Here is a post that I wrote called Zertify Zillow Zestimates which suggests that variance on calculated value can exceed +/- 25% over actual.  http://www.ingenesist.com/zertify-zillow-zestimates-on-blockchain/


Offline Thom

3. The probability of the peril must be known and must be the same for all people participating in the pool.  Otherwise, someone is subsidizing someone else in some way.  To solve this problem, reinsurance mutualizes these mutuals in the exact same way.
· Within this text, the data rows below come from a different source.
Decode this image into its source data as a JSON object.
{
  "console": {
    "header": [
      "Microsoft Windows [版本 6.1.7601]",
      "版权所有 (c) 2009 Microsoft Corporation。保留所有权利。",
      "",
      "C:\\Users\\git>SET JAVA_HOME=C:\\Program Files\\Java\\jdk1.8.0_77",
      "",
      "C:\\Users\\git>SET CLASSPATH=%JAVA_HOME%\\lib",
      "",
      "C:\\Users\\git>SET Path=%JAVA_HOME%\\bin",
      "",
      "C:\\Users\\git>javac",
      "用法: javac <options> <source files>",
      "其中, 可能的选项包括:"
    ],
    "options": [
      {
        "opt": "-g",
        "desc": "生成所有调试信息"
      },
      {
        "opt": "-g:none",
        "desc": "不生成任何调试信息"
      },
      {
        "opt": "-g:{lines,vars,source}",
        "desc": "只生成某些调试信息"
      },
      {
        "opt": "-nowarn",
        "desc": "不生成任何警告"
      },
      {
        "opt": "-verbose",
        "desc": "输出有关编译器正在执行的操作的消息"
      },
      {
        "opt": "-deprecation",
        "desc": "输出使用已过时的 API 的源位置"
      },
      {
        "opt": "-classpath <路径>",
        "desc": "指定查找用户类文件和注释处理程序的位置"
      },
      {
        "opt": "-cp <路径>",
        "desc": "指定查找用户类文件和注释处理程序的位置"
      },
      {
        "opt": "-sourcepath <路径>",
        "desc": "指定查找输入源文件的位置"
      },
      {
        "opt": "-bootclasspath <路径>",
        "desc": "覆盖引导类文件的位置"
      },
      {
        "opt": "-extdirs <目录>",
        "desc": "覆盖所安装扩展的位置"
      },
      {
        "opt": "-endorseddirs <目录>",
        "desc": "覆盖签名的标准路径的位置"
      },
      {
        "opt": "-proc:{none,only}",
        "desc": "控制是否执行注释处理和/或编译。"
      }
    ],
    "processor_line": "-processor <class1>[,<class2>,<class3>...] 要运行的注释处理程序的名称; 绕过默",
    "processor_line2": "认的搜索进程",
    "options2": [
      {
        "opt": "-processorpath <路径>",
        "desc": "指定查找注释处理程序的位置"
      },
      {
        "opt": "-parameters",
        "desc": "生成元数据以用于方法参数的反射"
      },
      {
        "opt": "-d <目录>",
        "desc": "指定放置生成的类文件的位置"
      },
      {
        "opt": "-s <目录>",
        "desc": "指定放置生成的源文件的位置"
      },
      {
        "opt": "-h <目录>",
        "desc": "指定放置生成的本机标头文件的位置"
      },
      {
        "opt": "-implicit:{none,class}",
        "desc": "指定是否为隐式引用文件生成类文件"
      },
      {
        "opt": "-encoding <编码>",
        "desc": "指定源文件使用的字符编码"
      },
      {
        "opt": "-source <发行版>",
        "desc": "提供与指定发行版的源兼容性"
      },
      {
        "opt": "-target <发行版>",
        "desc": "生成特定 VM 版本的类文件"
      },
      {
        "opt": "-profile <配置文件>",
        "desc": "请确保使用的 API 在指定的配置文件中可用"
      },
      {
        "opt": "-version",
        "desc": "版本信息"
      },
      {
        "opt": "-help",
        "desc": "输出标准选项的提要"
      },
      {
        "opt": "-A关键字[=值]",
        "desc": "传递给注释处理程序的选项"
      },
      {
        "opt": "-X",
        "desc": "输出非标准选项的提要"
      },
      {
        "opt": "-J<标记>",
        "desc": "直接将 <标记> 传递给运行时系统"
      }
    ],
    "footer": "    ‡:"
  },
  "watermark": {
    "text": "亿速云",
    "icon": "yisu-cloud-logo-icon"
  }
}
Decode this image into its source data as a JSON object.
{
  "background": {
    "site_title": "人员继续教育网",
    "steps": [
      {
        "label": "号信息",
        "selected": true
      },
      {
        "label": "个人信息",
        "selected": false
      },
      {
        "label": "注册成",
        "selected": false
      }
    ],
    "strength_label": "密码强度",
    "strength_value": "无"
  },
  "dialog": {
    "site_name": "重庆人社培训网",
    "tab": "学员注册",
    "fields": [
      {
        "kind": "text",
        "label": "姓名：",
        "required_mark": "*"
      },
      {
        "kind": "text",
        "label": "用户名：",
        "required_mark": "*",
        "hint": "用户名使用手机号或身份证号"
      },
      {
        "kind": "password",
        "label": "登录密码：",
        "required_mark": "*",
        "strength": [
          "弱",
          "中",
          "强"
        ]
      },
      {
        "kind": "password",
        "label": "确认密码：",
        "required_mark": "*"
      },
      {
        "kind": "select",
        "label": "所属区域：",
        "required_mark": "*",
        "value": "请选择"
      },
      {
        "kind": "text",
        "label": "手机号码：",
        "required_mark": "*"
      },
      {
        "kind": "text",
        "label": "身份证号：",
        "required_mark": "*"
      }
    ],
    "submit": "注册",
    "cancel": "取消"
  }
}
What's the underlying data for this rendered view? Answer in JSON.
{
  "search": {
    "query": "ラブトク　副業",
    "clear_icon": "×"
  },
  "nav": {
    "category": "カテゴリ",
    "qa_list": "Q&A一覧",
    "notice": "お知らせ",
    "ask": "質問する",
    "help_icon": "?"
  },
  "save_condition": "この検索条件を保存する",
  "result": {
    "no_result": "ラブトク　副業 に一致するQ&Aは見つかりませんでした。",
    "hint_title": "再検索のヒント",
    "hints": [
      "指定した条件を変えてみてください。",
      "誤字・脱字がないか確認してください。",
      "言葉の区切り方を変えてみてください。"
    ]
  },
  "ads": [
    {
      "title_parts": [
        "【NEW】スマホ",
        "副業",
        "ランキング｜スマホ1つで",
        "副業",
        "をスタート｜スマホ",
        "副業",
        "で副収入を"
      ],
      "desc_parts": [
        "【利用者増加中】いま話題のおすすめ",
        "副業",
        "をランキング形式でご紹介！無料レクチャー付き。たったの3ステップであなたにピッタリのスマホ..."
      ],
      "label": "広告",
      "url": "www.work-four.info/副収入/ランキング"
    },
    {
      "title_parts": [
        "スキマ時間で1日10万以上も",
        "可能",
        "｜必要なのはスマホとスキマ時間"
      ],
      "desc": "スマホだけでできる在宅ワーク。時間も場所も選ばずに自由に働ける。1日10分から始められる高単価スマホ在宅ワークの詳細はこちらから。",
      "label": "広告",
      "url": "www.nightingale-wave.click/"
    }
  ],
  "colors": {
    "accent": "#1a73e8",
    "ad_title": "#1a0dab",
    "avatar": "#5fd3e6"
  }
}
I don't know what "reinsurance" is, I never heard of that before. You're right tho, that my primary concern about insurance is spreading the cost of risk to people outside of the risk pool they truly are in common with. I don't see that as an engineering problem. One problem is in how a "risk pool" is identified. Like you said there are many factors that affect risk, and then you add to that the policy makers and politicians who manipulate qualification requirements to address their agendas (look at how they changed the laws to allow people to qualify for home loans that didn't have the means or stability to sustain their mortgage payments, and what that did to Freddy Mac's underwriting) and you have a real mess. I don't see that changing until people find a way to get away from the corrupting influence of government.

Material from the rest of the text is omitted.